Amber Miller raises pigs, chickens and goats, as well as row crops and hay, on 30 acres near Story City with her husband Kendel. While both came from farming families, they hadn’t been directly farming for several years until an opportunity arose to purchase a neighbor’s land. They raise Hereford pigs and are experimenting with different chicken breeds to see which will work best for their operation. Their goals are to expand the farm’s profits, sustainability and efficiency. With their savings match, they might purchase a hoop building, fencing or a utility vehicle for the farm.
Matt Roe raises strawberries, blueberries and nursery crops at Terraceberry Farm with his wife, Jocelyn, near Allerton, in Wayne County. He currently has 600 blueberry plants on about 1 acre and another acre of strawberries. Under the current farm arrangement, Matt has a five-year agreement with his father-in-law to work as a farm employee, after which he will completely take over the farm. Future goals include expanding the blueberries to 3 to 5 acres and adding apples, brambles, melons and honey. With his savings match, he is thinking of investing either in additional land or equipment such as a mulch wagon to spread sawdust on the blueberry rows.
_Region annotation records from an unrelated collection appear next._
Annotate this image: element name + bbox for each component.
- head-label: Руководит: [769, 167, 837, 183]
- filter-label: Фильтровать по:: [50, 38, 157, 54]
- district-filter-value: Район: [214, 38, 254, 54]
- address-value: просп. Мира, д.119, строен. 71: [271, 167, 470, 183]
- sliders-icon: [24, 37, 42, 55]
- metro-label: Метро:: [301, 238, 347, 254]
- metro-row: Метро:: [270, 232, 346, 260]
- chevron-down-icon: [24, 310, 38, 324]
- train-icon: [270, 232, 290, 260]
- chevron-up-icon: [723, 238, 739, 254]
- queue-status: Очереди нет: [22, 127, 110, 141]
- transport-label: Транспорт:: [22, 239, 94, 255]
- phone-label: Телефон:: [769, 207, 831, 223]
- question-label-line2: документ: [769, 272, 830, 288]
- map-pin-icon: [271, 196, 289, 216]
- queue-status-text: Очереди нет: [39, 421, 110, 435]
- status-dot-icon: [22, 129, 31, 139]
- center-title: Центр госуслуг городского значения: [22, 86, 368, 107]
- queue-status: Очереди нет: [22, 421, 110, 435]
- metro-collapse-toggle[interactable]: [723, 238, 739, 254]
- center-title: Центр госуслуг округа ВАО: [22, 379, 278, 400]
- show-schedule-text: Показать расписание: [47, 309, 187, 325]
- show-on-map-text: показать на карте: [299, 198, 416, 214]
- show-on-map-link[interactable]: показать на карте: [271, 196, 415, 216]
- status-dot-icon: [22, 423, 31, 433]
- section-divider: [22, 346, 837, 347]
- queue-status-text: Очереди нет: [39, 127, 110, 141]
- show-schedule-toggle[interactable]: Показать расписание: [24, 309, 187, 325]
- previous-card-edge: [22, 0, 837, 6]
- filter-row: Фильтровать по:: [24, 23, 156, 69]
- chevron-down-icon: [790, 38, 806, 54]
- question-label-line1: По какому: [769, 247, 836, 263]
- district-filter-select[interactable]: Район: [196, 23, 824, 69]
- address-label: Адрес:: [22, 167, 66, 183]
Teresa Stecker raises goats, chickens and cows at Teresa’s 4S Farm, near West Liberty. The goat enterprise is her main focus, consisting of a Kiko boar and Kiko-Boer-cross does. She markets the meat directly to the local Hispanic and African immigrant community. Over the next two years Teresa wants to expand her goat herd, with a focus on becoming more profitable while raising a quality product. She is excited about working with a mentor through the Savings Incentive Program and improving her knowledge of goat management. With her savings match, she hopes to purchase a small tractor.
Tony Thompson plans to start a vegetable CSA near Elkhart on land that has been in the family for more than a century. He is currently working on refining a business plan he created while enrolled in The Farming Institute, a summer training program based in Solon, Iowa, targeted to beginning farmers interested in vegetable production. His goal is to get his farm established and make his first CSA deliveries by 2015. With his savings match, he anticipates investing in irrigation equipment, a greenhouse or high tunnel, or cultivation equipment.
Rory Van Wyk is actively looking for land to establish RoLyn Acres, a grass-fed beef, pastured poultry and aquaponics farm that he will operate using permaculture principles with his wife, Lynette, near Ankeny. Raised on a small, diverse livestock farm near Manly, Iowa, he initially entered college intending to become an engineer, but realized how much he wanted to farm and switched to agriculture with an emphasis in animal science. In addition to working full-time as a firefighter, he has been interning since early 2013 on Cory Family Farm near Elkhart, which specializes in pastured poultry and grass-finished beef and lamb. Rory is eager to learn how to write a strong business plan while enrolled in the Savings Incentive Program, and anticipates using his savings match to invest in livestock or equipment to get his farm started.